Abstract algebra. proving things about U(n)

[cap.r]

Homework Statement

prove that if g is in Z*_n then g^2=1, so g has order 2 or is the identity.
show that the largest value of n for which every non identity element of Z*_n has order 2. which are these others.

Homework Equations

Z*_n = U(n) different notation it is the the group of co primes to n less than n.
For example: Z*_10 =U(10)={1,3,7,9}, with 3x7=1; 7x7=9 etc.

The Attempt at a Solution

ok the problem as 3 parts.
1) Show that for every element g in U(24), g^2 = 1.
This is easy to check by direct computation. e.g. 5x5=1, 11x11=1 etc.

2) Find all m < 24, such that every g in U(m)has the property g^2=1(mod m).
My hunch is: we must have m = 1, 2, 3, 4, 6, 8, 12
I have to show that the above statement is correct and then also
establish that for other m <24
(i.e m=5, 7, 9, 10,...,23) there is some g in U(m) for which
g^2 is *NOT* equal to 1(mod m). I need help with this part.

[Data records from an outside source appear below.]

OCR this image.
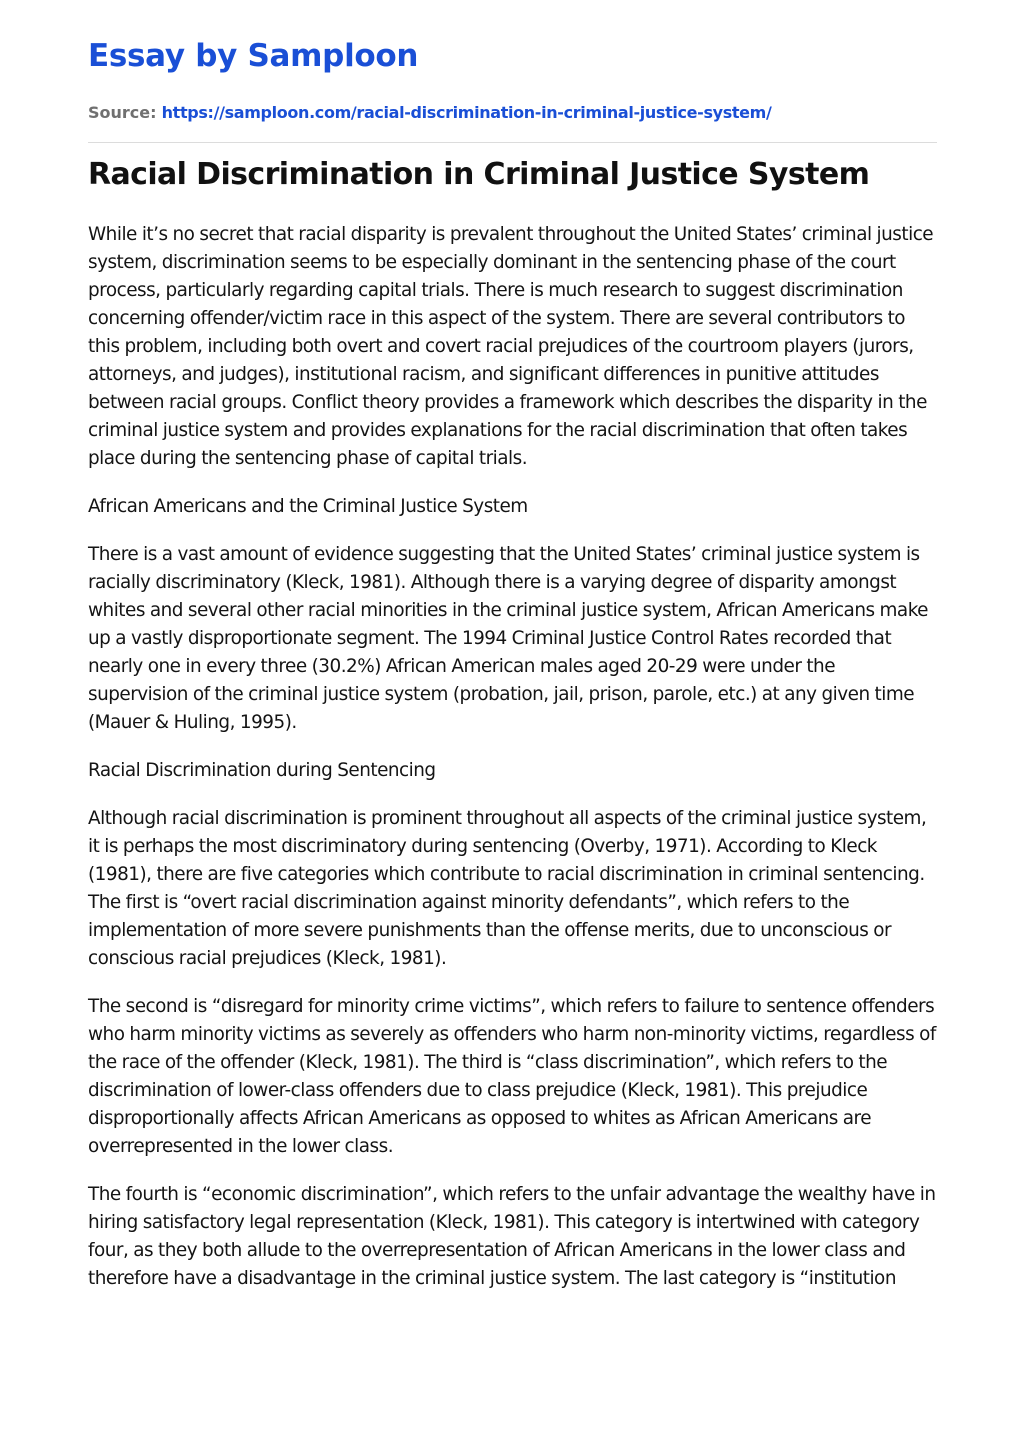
Essay by Samploon
Source: https://samploon.com/racial-discrimination-in-criminal-justice-system/
Racial Discrimination in Criminal Justice System

While it’s no secret that racial disparity is prevalent throughout the United States’ criminal justice system, discrimination seems to be especially dominant in the sentencing phase of the court process, particularly regarding capital trials. There is much research to suggest discrimination concerning offender/victim race in this aspect of the system. There are several contributors to this problem, including both overt and covert racial prejudices of the courtroom players (jurors, attorneys, and judges), institutional racism, and significant differences in punitive attitudes between racial groups. Conflict theory provides a framework which describes the disparity in the criminal justice system and provides explanations for the racial discrimination that often takes place during the sentencing phase of capital trials.

African Americans and the Criminal Justice System

There is a vast amount of evidence suggesting that the United States’ criminal justice system is racially discriminatory (Kleck, 1981). Although there is a varying degree of disparity amongst whites and several other racial minorities in the criminal justice system, African Americans make up a vastly disproportionate segment. The 1994 Criminal Justice Control Rates recorded that nearly one in every three (30.2%) African American males aged 20-29 were under the supervision of the criminal justice system (probation, jail, prison, parole, etc.) at any given time (Mauer & Huling, 1995).

Racial Discrimination during Sentencing

Although racial discrimination is prominent throughout all aspects of the criminal justice system, it is perhaps the most discriminatory during sentencing (Overby, 1971). According to Kleck (1981), there are five categories which contribute to racial discrimination in criminal sentencing. The first is “overt racial discrimination against minority defendants”, which refers to the implementation of more severe punishments than the offense merits, due to unconscious or conscious racial prejudices (Kleck, 1981).

The second is “disregard for minority crime victims”, which refers to failure to sentence offenders who harm minority victims as severely as offenders who harm non-minority victims, regardless of the race of the offender (Kleck, 1981). The third is “class discrimination”, which refers to the discrimination of lower-class offenders due to class prejudice (Kleck, 1981). This prejudice disproportionally affects African Americans as opposed to whites as African Americans are overrepresented in the lower class.

The fourth is “economic discrimination”, which refers to the unfair advantage the wealthy have in hiring satisfactory legal representation (Kleck, 1981). This category is intertwined with category four, as they both allude to the overrepresentation of African Americans in the lower class and therefore have a disadvantage in the criminal justice system. The last category is “institution
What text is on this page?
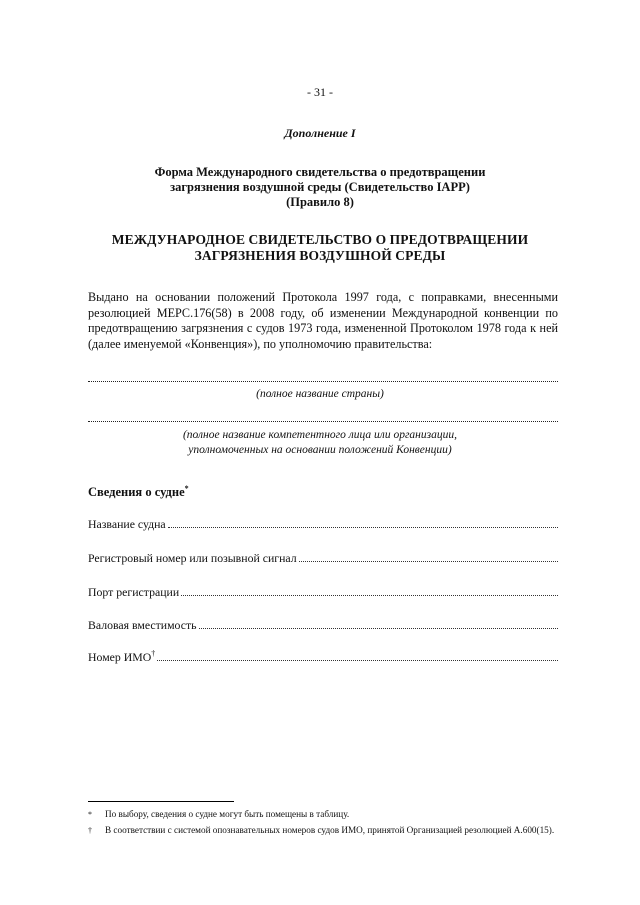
- 31 -
Дополнение I
Форма Международного свидетельства о предотвращении
загрязнения воздушной среды (Свидетельство IAPP)
(Правило 8)
МЕЖДУНАРОДНОЕ СВИДЕТЕЛЬСТВО О ПРЕДОТВРАЩЕНИИ
ЗАГРЯЗНЕНИЯ ВОЗДУШНОЙ СРЕДЫ
Выдано на основании положений Протокола 1997 года, с поправками, внесенными резолюцией МЕРС.176(58) в 2008 году, об изменении Международной конвенции по предотвращению загрязнения с судов 1973 года, измененной Протоколом 1978 года к ней (далее именуемой «Конвенция»), по уполномочию правительства:
(полное название страны)
(полное название компетентного лица или организации,
уполномоченных на основании положений Конвенции)
Сведения о судне*
Название судна
Регистровый номер или позывной сигнал
Порт регистрации
Валовая вместимость
Номер ИМО†
*	По выбору, сведения о судне могут быть помещены в таблицу.
†	В соответствии с системой опознавательных номеров судов ИМО, принятой Организацией резолюцией A.600(15).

3) The third part is to show that:
for all m > 24, there is a g in U(m) such that
g^2 is *NOT* equal to 1(mod m).
dont' know how to do this part either. but i think getting part 2 will help with this part.

 

[cap.r]

just bumping this hoping to get more views. I am still stuck and not sure how to proceed.

 

[cap.r]

ok so I have noticed that the only numbers that posses this property are number where U(n) is a set of only primes. for example U(9) includes 4. and 2^2 is not 1 mod 9. but the numbers 12,8,6,4,2 all have the property that their U(n) ring contains only prime numbers and thus they posses the desired property. but I don't know how to prove this.

also I need to show that the U(n) for any number greater than 24 always contains a non prime number. i feel like i can do this, but the fact that all the elements in U(n) must be prime is what still needs to be proven.